The sculpture Horizontal by Alexander Calder, a free-standing mobile that is tall, was placed in front of the Centre Pompidou in 2012.

Stravinsky Fountain

The nearby Stravinsky Fountain, on Place Stravinsky, features 16 whimsical moving and water-spraying sculptures by Jean Tinguely and Niki de Saint-Phalle, which represent themes and works by composer Igor Stravinsky. The black-painted mechanical sculptures are by Tinguely, the coloured works by de Saint-Phalle. The fountain opened in 1983.

Place Georges Pompidou

The Place Georges Pompidou in front of the museum is noted for the presence of street performers, such as mimes and jugglers. In the spring, miniature carnivals are installed temporarily into the place in front with a wide variety of attractions: bands, caricature and sketch artists, tables set up for evening dining, and even skateboarding competitions.
In 2021, the artists Arotin & Serghei realised for the re-inauguration of the Place Georges Pompidou after years of works, and in the context of IRCAM's festival Manifeste the intermedial large-scale installation Infinite Light Columns / Constellations of The Future 1–4, Tribute to Constantin Brâncuși, installed along Piano's IRCAM Tower, on the opposite site of Brâncuși's studio, visible from both, the Place Igor Stravinsky and Place Georges Pompidou. Then president of the Centre Pompidou, Serge Lasvignes, said in his 2015 inauguration speech: "The installation symbolises what the Centre Pompidou wants to be... a multidisciplinary ensemble... it is the resurrection of the initial spirit of the Centre Pompidou with the Piazza, the living heart of creation".

Attendance

By the mid-1980s, the Centre Pompidou was becoming the victim of its huge and unexpected popularity, its many activities, and a complex administrative structure. When Dominique Bozo returned to the Centre in 1981 as Director of the Musée National d'Art Moderne, he re-installed the museum, bringing out the full range of its collections and displaying the many major acquisitions that had been made.
By 1992, the Centre de Création Industrielle was incorporated into the Musée National d'Art Moderne, henceforth called "MNAM/CCI". The CCI, as an organisation with its own design-oriented programme, ceased to exist, while the MNAM started to develop a design and architecture collection in addition to its modern and contemporary art collection.
The Centre Pompidou was intended to handle 8,000 visitors a day. In its first two decades it attracted more than 145 million visitors, more than five times the number first predicted., more than 180 million people have visited the centre since its opening in 1977. However, until the 1997–2000 renovation, 20 percent of the centre's eight million annual visitors—predominantly foreign tourists—rode the escalators up the outside of the building to the platform for the sights.
During a three-year renovation ending in its 2000 reopening, the Centre Pompidou improved accessibility for visitors
Between 1977 and 2006, the centre had 180 million visitors.

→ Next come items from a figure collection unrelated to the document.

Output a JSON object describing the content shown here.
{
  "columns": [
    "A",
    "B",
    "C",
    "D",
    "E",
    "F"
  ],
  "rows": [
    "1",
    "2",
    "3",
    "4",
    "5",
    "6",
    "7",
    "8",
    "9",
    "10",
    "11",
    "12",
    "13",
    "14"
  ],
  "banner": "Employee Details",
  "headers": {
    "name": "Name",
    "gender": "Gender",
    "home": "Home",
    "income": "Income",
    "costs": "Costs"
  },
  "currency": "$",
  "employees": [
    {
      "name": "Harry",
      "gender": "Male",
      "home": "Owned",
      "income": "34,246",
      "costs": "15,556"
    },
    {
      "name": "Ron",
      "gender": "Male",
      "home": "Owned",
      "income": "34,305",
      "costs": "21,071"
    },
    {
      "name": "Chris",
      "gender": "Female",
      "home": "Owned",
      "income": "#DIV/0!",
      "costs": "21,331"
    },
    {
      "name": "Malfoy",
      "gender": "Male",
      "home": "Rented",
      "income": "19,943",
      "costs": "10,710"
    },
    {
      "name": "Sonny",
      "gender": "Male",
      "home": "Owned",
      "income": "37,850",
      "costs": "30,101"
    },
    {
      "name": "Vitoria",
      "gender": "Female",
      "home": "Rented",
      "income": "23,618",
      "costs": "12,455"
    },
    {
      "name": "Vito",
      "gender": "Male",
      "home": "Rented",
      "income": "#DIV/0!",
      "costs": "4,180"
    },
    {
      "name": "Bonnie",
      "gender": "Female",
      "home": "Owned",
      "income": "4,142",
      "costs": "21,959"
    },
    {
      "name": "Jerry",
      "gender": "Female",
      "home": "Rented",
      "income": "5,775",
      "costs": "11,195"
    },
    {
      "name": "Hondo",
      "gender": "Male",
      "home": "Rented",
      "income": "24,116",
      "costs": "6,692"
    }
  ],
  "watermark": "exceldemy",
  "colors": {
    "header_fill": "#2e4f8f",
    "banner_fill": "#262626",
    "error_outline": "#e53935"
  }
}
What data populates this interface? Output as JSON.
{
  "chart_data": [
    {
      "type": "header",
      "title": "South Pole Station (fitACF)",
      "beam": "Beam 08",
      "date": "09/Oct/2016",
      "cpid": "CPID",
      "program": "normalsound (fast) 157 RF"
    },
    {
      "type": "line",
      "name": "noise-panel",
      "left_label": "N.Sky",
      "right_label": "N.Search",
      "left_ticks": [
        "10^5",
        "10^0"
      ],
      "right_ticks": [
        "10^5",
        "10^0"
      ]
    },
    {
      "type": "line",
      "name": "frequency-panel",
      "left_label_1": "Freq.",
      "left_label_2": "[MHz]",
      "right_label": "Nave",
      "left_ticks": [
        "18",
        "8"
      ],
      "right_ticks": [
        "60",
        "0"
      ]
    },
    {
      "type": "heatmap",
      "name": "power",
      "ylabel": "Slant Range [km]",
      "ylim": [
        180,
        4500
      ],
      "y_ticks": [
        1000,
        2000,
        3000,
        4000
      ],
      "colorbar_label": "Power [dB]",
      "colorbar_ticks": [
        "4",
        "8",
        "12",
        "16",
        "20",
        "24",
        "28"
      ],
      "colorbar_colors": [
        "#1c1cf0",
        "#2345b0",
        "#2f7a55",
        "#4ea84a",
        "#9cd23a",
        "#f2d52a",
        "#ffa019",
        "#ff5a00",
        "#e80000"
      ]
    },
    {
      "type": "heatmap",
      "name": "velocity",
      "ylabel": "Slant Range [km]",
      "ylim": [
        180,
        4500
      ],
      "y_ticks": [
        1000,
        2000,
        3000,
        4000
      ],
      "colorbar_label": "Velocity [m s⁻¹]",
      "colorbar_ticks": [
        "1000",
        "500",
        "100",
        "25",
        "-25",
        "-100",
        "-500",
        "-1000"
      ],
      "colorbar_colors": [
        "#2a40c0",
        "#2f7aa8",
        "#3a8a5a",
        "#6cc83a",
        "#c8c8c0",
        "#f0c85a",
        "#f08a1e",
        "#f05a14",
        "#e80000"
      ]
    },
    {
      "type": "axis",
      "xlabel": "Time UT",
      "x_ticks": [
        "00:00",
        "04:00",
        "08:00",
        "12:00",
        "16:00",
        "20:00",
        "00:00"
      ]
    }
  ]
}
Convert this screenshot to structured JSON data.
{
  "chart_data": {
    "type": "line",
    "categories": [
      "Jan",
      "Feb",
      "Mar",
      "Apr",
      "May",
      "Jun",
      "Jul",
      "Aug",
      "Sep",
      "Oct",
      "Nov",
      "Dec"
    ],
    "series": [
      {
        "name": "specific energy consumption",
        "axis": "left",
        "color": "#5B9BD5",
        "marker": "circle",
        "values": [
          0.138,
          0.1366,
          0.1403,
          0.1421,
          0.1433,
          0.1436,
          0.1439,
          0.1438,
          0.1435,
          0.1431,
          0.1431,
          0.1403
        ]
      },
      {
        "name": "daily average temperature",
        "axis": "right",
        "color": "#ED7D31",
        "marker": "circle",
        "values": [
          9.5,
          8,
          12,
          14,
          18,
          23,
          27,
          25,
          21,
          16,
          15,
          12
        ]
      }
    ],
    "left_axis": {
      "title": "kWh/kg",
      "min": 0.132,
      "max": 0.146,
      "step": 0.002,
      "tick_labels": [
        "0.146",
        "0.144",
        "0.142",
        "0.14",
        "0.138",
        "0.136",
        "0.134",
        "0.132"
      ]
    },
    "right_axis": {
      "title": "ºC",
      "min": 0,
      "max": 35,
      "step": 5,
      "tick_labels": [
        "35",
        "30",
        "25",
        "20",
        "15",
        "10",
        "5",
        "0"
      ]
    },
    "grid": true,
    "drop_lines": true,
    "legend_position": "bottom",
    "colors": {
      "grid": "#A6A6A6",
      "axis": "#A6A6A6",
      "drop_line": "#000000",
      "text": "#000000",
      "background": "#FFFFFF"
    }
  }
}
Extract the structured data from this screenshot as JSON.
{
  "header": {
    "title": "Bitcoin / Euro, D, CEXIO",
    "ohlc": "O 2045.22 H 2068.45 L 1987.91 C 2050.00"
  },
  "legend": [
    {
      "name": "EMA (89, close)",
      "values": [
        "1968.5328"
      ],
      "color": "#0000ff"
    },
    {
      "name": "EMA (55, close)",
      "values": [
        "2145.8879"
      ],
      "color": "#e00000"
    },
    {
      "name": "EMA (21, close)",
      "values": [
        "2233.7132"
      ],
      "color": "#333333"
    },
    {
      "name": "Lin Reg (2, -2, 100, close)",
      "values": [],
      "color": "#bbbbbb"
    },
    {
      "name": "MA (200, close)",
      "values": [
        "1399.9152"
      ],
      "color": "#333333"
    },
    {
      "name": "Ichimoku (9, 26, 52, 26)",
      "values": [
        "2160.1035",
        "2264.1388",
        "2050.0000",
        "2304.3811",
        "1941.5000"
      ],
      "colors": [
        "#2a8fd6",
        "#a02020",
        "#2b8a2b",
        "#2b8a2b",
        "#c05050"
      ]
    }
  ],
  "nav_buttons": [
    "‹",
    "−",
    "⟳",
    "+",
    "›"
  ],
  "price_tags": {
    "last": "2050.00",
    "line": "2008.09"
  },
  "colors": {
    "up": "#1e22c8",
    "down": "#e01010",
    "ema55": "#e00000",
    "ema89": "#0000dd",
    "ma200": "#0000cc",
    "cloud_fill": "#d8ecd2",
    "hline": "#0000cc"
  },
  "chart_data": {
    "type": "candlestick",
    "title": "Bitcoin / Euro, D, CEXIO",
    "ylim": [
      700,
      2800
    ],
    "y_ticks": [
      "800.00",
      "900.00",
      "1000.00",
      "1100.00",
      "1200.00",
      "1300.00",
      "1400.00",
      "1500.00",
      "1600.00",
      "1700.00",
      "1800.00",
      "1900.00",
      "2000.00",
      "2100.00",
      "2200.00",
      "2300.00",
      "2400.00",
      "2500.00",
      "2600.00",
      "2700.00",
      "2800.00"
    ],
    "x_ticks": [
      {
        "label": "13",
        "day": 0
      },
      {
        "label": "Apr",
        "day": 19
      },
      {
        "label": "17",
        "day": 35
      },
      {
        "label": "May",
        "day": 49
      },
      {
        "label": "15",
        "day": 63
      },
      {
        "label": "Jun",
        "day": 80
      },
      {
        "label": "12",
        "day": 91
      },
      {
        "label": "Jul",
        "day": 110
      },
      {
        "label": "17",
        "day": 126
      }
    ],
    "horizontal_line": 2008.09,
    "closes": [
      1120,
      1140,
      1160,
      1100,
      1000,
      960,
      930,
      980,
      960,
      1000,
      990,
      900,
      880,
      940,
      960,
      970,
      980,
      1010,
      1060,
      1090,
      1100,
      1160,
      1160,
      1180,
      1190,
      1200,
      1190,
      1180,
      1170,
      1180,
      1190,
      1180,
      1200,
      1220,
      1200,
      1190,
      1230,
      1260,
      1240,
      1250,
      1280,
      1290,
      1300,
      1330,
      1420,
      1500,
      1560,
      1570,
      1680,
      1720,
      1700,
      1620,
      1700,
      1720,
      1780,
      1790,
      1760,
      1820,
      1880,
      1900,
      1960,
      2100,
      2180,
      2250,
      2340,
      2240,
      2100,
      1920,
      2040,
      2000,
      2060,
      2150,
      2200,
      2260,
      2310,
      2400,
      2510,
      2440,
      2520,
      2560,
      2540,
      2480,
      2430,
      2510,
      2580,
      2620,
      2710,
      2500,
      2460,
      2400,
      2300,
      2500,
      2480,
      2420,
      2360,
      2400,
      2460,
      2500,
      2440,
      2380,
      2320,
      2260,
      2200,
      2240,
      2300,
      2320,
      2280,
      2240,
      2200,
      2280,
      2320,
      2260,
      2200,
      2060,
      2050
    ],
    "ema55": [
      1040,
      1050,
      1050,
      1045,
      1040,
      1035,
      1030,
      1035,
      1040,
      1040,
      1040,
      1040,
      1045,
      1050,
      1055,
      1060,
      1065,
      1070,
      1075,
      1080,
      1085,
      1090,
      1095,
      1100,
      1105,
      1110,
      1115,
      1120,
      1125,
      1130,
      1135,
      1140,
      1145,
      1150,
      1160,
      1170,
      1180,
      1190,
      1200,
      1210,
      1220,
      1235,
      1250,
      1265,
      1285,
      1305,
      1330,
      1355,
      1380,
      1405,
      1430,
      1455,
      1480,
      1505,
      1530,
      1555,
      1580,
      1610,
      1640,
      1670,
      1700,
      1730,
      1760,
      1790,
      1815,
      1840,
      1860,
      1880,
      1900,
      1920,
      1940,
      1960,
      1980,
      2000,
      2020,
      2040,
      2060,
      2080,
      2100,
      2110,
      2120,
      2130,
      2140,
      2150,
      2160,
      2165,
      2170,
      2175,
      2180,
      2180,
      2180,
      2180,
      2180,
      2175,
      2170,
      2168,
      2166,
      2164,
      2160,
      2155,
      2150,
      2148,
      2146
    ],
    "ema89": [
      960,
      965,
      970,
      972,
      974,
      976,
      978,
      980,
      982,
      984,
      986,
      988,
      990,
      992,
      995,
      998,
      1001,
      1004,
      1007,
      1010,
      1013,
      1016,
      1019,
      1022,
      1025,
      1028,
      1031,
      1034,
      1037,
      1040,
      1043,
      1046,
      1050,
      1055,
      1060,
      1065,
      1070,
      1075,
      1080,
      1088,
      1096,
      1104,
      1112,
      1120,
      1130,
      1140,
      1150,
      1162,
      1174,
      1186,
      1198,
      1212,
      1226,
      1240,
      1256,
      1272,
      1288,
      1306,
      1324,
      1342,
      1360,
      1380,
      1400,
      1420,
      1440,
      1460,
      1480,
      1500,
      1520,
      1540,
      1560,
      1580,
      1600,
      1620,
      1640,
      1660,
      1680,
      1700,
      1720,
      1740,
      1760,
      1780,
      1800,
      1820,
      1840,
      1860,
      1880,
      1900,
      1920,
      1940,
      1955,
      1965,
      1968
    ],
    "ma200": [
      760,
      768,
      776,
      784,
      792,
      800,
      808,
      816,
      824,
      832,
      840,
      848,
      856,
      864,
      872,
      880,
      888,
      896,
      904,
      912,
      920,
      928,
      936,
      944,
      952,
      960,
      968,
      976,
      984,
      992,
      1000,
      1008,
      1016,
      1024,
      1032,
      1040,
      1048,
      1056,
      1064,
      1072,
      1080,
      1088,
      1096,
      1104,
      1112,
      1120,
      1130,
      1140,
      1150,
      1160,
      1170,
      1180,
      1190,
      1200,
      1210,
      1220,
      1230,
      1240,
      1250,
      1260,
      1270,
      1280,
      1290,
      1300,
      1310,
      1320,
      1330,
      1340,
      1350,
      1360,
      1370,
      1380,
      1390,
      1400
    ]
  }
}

Since 2006, the global attendance of the centre is no longer calculated at the main entrance, but only those of the Musée National d'Art Moderne and of the public library, but without the other visitors of the building. In 2017, the museum had 3.37 million visitors. The public library had 1.37 million.
The Musée National d'Art Moderne saw an increase in attendance from 3.1 million to 3.6 million visitors in 2011, and 3.75 million in 2013. The 2013 retrospective Dalí broke the museum's daily attendance record: 7,364 people a day went to see the artist's work.
Visitors to the centre totalled more than 5,209,678 in 2013, including 3,746,899 for the museum.
The centre had 3.1 million visitors in 2022, a large increase from 2021 but still below 2019 levels, due to closures caused by the COVID-19 pandemic in France.